Decision 2002E – Long Beach Community College District * * * OVERRULED IN PART by Los Angeles Unified School District (2014) PERB Decision No. 2359
Decision Date: January 30, 2009
Decision Type: PERB Decision
* * * OVERRULED IN PART by Los Angeles Unified School District (2014) PERB Decision No. 2359 * * *
Description: The charge alleged that the District unilaterally changed the employee workday to ten hours per day/four days per week for the summer to address the energy crisis.
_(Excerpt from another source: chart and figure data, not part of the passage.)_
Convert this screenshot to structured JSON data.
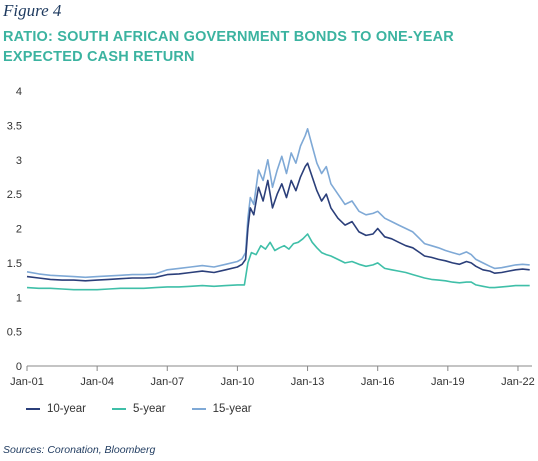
{
  "figure_label": "Figure 4",
  "title_line1": "RATIO: SOUTH AFRICAN GOVERNMENT BONDS TO ONE-YEAR",
  "title_line2": "EXPECTED CASH RETURN",
  "source": "Sources: Coronation, Bloomberg",
  "chart_data": {
    "type": "line",
    "title": "RATIO: SOUTH AFRICAN GOVERNMENT BONDS TO ONE-YEAR EXPECTED CASH RETURN",
    "xlabel": "",
    "ylabel": "",
    "ylim": [
      0,
      4
    ],
    "yticks": [
      "0",
      "0.5",
      "1",
      "1.5",
      "2",
      "2.5",
      "3",
      "3.5",
      "4"
    ],
    "xlim": [
      2001.0,
      2022.6
    ],
    "xticks": [
      {
        "label": "Jan-01",
        "x": 2001.0
      },
      {
        "label": "Jan-04",
        "x": 2004.0
      },
      {
        "label": "Jan-07",
        "x": 2007.0
      },
      {
        "label": "Jan-10",
        "x": 2010.0
      },
      {
        "label": "Jan-13",
        "x": 2013.0
      },
      {
        "label": "Jan-16",
        "x": 2016.0
      },
      {
        "label": "Jan-19",
        "x": 2019.0
      },
      {
        "label": "Jan-22",
        "x": 2022.0
      }
    ],
    "grid": false,
    "legend_position": "bottom-left",
    "series": [
      {
        "name": "10-year",
        "color": "#2b3f7a",
        "points": [
          [
            2001.0,
            1.3
          ],
          [
            2001.5,
            1.28
          ],
          [
            2002.0,
            1.26
          ],
          [
            2002.5,
            1.25
          ],
          [
            2003.0,
            1.25
          ],
          [
            2003.5,
            1.24
          ],
          [
            2004.0,
            1.25
          ],
          [
            2004.5,
            1.26
          ],
          [
            2005.0,
            1.27
          ],
          [
            2005.5,
            1.28
          ],
          [
            2006.0,
            1.28
          ],
          [
            2006.5,
            1.29
          ],
          [
            2007.0,
            1.33
          ],
          [
            2007.5,
            1.34
          ],
          [
            2008.0,
            1.36
          ],
          [
            2008.5,
            1.38
          ],
          [
            2009.0,
            1.36
          ],
          [
            2009.5,
            1.4
          ],
          [
            2010.0,
            1.44
          ],
          [
            2010.2,
            1.48
          ],
          [
            2010.35,
            1.55
          ],
          [
            2010.45,
            2.0
          ],
          [
            2010.55,
            2.3
          ],
          [
            2010.7,
            2.2
          ],
          [
            2010.9,
            2.6
          ],
          [
            2011.1,
            2.4
          ],
          [
            2011.3,
            2.7
          ],
          [
            2011.5,
            2.3
          ],
          [
            2011.7,
            2.5
          ],
          [
            2011.9,
            2.65
          ],
          [
            2012.1,
            2.45
          ],
          [
            2012.3,
            2.7
          ],
          [
            2012.5,
            2.55
          ],
          [
            2012.7,
            2.75
          ],
          [
            2012.9,
            2.9
          ],
          [
            2013.0,
            2.95
          ],
          [
            2013.2,
            2.75
          ],
          [
            2013.4,
            2.55
          ],
          [
            2013.6,
            2.4
          ],
          [
            2013.8,
            2.5
          ],
          [
            2014.0,
            2.3
          ],
          [
            2014.3,
            2.15
          ],
          [
            2014.6,
            2.05
          ],
          [
            2014.9,
            2.1
          ],
          [
            2015.2,
            1.95
          ],
          [
            2015.5,
            1.9
          ],
          [
            2015.8,
            1.92
          ],
          [
            2016.0,
            2.0
          ],
          [
            2016.3,
            1.88
          ],
          [
            2016.6,
            1.85
          ],
          [
            2016.9,
            1.8
          ],
          [
            2017.2,
            1.75
          ],
          [
            2017.5,
            1.72
          ],
          [
            2017.8,
            1.65
          ],
          [
            2018.0,
            1.6
          ],
          [
            2018.3,
            1.58
          ],
          [
            2018.6,
            1.55
          ],
          [
            2018.9,
            1.53
          ],
          [
            2019.2,
            1.5
          ],
          [
            2019.5,
            1.48
          ],
          [
            2019.8,
            1.52
          ],
          [
            2020.0,
            1.5
          ],
          [
            2020.2,
            1.45
          ],
          [
            2020.5,
            1.4
          ],
          [
            2020.8,
            1.38
          ],
          [
            2021.0,
            1.35
          ],
          [
            2021.3,
            1.36
          ],
          [
            2021.6,
            1.38
          ],
          [
            2021.9,
            1.4
          ],
          [
            2022.2,
            1.41
          ],
          [
            2022.5,
            1.4
          ]
        ]
      },
      {
        "name": "5-year",
        "color": "#3fbfa8",
        "points": [
          [
            2001.0,
            1.14
          ],
          [
            2001.5,
            1.13
          ],
          [
            2002.0,
            1.13
          ],
          [
            2002.5,
            1.12
          ],
          [
            2003.0,
            1.11
          ],
          [
            2003.5,
            1.11
          ],
          [
            2004.0,
            1.11
          ],
          [
            2004.5,
            1.12
          ],
          [
            2005.0,
            1.13
          ],
          [
            2005.5,
            1.13
          ],
          [
            2006.0,
            1.13
          ],
          [
            2006.5,
            1.14
          ],
          [
            2007.0,
            1.15
          ],
          [
            2007.5,
            1.15
          ],
          [
            2008.0,
            1.16
          ],
          [
            2008.5,
            1.17
          ],
          [
            2009.0,
            1.16
          ],
          [
            2009.5,
            1.17
          ],
          [
            2010.0,
            1.18
          ],
          [
            2010.3,
            1.18
          ],
          [
            2010.45,
            1.5
          ],
          [
            2010.6,
            1.65
          ],
          [
            2010.8,
            1.62
          ],
          [
            2011.0,
            1.75
          ],
          [
            2011.2,
            1.7
          ],
          [
            2011.4,
            1.8
          ],
          [
            2011.6,
            1.68
          ],
          [
            2011.8,
            1.72
          ],
          [
            2012.0,
            1.75
          ],
          [
            2012.2,
            1.7
          ],
          [
            2012.4,
            1.78
          ],
          [
            2012.6,
            1.8
          ],
          [
            2012.8,
            1.85
          ],
          [
            2013.0,
            1.92
          ],
          [
            2013.2,
            1.8
          ],
          [
            2013.4,
            1.72
          ],
          [
            2013.6,
            1.65
          ],
          [
            2013.8,
            1.62
          ],
          [
            2014.0,
            1.6
          ],
          [
            2014.3,
            1.55
          ],
          [
            2014.6,
            1.5
          ],
          [
            2014.9,
            1.52
          ],
          [
            2015.2,
            1.48
          ],
          [
            2015.5,
            1.45
          ],
          [
            2015.8,
            1.47
          ],
          [
            2016.0,
            1.5
          ],
          [
            2016.3,
            1.42
          ],
          [
            2016.6,
            1.4
          ],
          [
            2016.9,
            1.38
          ],
          [
            2017.2,
            1.36
          ],
          [
            2017.5,
            1.33
          ],
          [
            2017.8,
            1.3
          ],
          [
            2018.0,
            1.28
          ],
          [
            2018.3,
            1.26
          ],
          [
            2018.6,
            1.25
          ],
          [
            2018.9,
            1.24
          ],
          [
            2019.2,
            1.22
          ],
          [
            2019.5,
            1.21
          ],
          [
            2019.8,
            1.22
          ],
          [
            2020.0,
            1.22
          ],
          [
            2020.2,
            1.18
          ],
          [
            2020.5,
            1.16
          ],
          [
            2020.8,
            1.14
          ],
          [
            2021.0,
            1.14
          ],
          [
            2021.3,
            1.15
          ],
          [
            2021.6,
            1.16
          ],
          [
            2021.9,
            1.17
          ],
          [
            2022.2,
            1.17
          ],
          [
            2022.5,
            1.17
          ]
        ]
      },
      {
        "name": "15-year",
        "color": "#7fa9d6",
        "points": [
          [
            2001.0,
            1.37
          ],
          [
            2001.5,
            1.34
          ],
          [
            2002.0,
            1.32
          ],
          [
            2002.5,
            1.31
          ],
          [
            2003.0,
            1.3
          ],
          [
            2003.5,
            1.29
          ],
          [
            2004.0,
            1.3
          ],
          [
            2004.5,
            1.31
          ],
          [
            2005.0,
            1.32
          ],
          [
            2005.5,
            1.33
          ],
          [
            2006.0,
            1.33
          ],
          [
            2006.5,
            1.34
          ],
          [
            2007.0,
            1.4
          ],
          [
            2007.5,
            1.42
          ],
          [
            2008.0,
            1.44
          ],
          [
            2008.5,
            1.46
          ],
          [
            2009.0,
            1.44
          ],
          [
            2009.5,
            1.48
          ],
          [
            2010.0,
            1.52
          ],
          [
            2010.2,
            1.56
          ],
          [
            2010.35,
            1.65
          ],
          [
            2010.45,
            2.15
          ],
          [
            2010.55,
            2.45
          ],
          [
            2010.7,
            2.35
          ],
          [
            2010.9,
            2.85
          ],
          [
            2011.1,
            2.7
          ],
          [
            2011.3,
            3.0
          ],
          [
            2011.5,
            2.6
          ],
          [
            2011.7,
            2.85
          ],
          [
            2011.9,
            3.05
          ],
          [
            2012.1,
            2.8
          ],
          [
            2012.3,
            3.1
          ],
          [
            2012.5,
            2.95
          ],
          [
            2012.7,
            3.2
          ],
          [
            2012.9,
            3.35
          ],
          [
            2013.0,
            3.45
          ],
          [
            2013.2,
            3.2
          ],
          [
            2013.4,
            2.95
          ],
          [
            2013.6,
            2.8
          ],
          [
            2013.8,
            2.9
          ],
          [
            2014.0,
            2.65
          ],
          [
            2014.3,
            2.5
          ],
          [
            2014.6,
            2.35
          ],
          [
            2014.9,
            2.4
          ],
          [
            2015.2,
            2.25
          ],
          [
            2015.5,
            2.2
          ],
          [
            2015.8,
            2.22
          ],
          [
            2016.0,
            2.25
          ],
          [
            2016.3,
            2.15
          ],
          [
            2016.6,
            2.1
          ],
          [
            2016.9,
            2.05
          ],
          [
            2017.2,
            2.0
          ],
          [
            2017.5,
            1.95
          ],
          [
            2017.8,
            1.85
          ],
          [
            2018.0,
            1.78
          ],
          [
            2018.3,
            1.75
          ],
          [
            2018.6,
            1.72
          ],
          [
            2018.9,
            1.68
          ],
          [
            2019.2,
            1.65
          ],
          [
            2019.5,
            1.62
          ],
          [
            2019.8,
            1.66
          ],
          [
            2020.0,
            1.62
          ],
          [
            2020.2,
            1.55
          ],
          [
            2020.5,
            1.5
          ],
          [
            2020.8,
            1.45
          ],
          [
            2021.0,
            1.42
          ],
          [
            2021.3,
            1.43
          ],
          [
            2021.6,
            1.45
          ],
          [
            2021.9,
            1.47
          ],
          [
            2022.2,
            1.48
          ],
          [
            2022.5,
            1.47
          ]
        ]
      }
    ]
  }
}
Disposition: The Board found the District unlawfully changed the workday without providing notice and an opportunity to bargain. The Board also held that equitable tolling applied to find the charge timely filed.
Perc Vol: 33
Perc Index: 36
602.01000 – In General
School district employer unilaterally imposed a 4/10 workweek on classified employees during two summer months. Contract language giving employer right to change particular employee’s shift for “compelling business necessity” did not give employer right to unilaterally change workday from eight to ten hours for all employees.
602.03000 – Change In Policy
Unilateral change of employees’ workweek, even though change lasted only two months, had a generalized effect or continuing impact on the bargaining unit, and thus was not a mere contract violation, because the employer claimed the parties’ collective bargaining agreement allowed it to unilaterally make the change and therefore the employer might make a similar change in the future.
608.07000 – Waiver by Union; Contract Waivers; Bargaining History Estoppel; Disclaimer; Supersession
Contract language allowing employer to institute a 4/10 workweek “with the concurrence of the affected unit employee(s)” did not waive union’s right to bargain over imposition of a 4/10 workweek on all unit employees.
1101.01000 – In General
Six month statute of limitations in EERA section 3541.5(a)(1) is not jurisdictional. In PERB unfair practice proceedings, the statute of limitations is an element of the charging party’s prima facie case that the charging party bears the burden of proving at hearing. The portions of Long Beach Community College District (2003) PERB Decision No. 1564 and Walnut Valley Unified School District (1983) PERB Decision No. 289 stating that the statute of limitations is an affirmative defense that must be raised and proved by the respondent are overruled.
1101.03000 – Computation of Six-Month Period
Six-month limitations period was equitably tolled while parties utilized written interim grievance procedure. Even though charging party never formally invoked the interim grievance procedure, the parties’ conduct was consistent with the steps set forth in the procedure.
1101.06000 – Statutory and Equitable Tolling
The statute of limitations is tolled during the period of time the parties are utilizing a non-binding dispute resolution procedure if: (1) the procedure is contained in a written agreement negotiated by the parties; (2) the procedure is being used to resolve the same dispute that is the subject of the unfair practice charge; (3) the charging party reasonably and in good faith pursues the procedure; and (4) tolling does not frustrate the purpose of the statutory limitation period by causing surprise or prejudice to the respondent. Equitable tolling applies even if the charging party seeks a different remedy before PERB than it sought in the non-binding dispute resolution process. Limitations period was equitably tolled while parties utilized written interim grievance procedure. Even though charging party never formally invoked the interim grievance procedure, the parties’ conduct was consistent with the steps set forth in the procedure.
1101.07000 – Waiver; Estoppel
In PERB unfair practice proceedings, the statute of limitations is an element of the charging party’s prima facie case that the charging party bears the burden of proving at hearing. Therefore, a respondent’s failure to raise the statute of limitations as an affirmative defense in its answer does not waive the issue of timeliness.
1107.01000 – Exceptions; Responses to Exceptions; Standing; Extensions of Time/Late Filing/Waiver
Exceptions contained a document not introduced at hearing and thus not part of the record on appeal. Presentation of new evidence to the Board on appeal is governed by the same standard applied to requests for reconsideration based on discovery of new evidence. Exceptions did not contain declaration under penalty of perjury establishing grounds for considering the new evidence, as required by PERB Regulation 32410(a). Accordingly, the Board did not consider the new evidence in deciding the case.
1201.03000 – Back Pay; Interest
Based on a finding that the employer unlawfully imposed a 4/10 workweek on employees, the Board ordered the employer to restore vacation credits and compensatory time off to employees who used those forms of leave to avoid working 10-hour days. The Board also ordered the employer to pay back pay with interest to employees who used leave without pay to avoid working 10-hour days. The Board denied the union’s request for overtime pay because the record did not establish that the employer’s unilateral implementation of the 4/10 workweek caused employees to lose overtime hours to which they otherwise would have been entitled.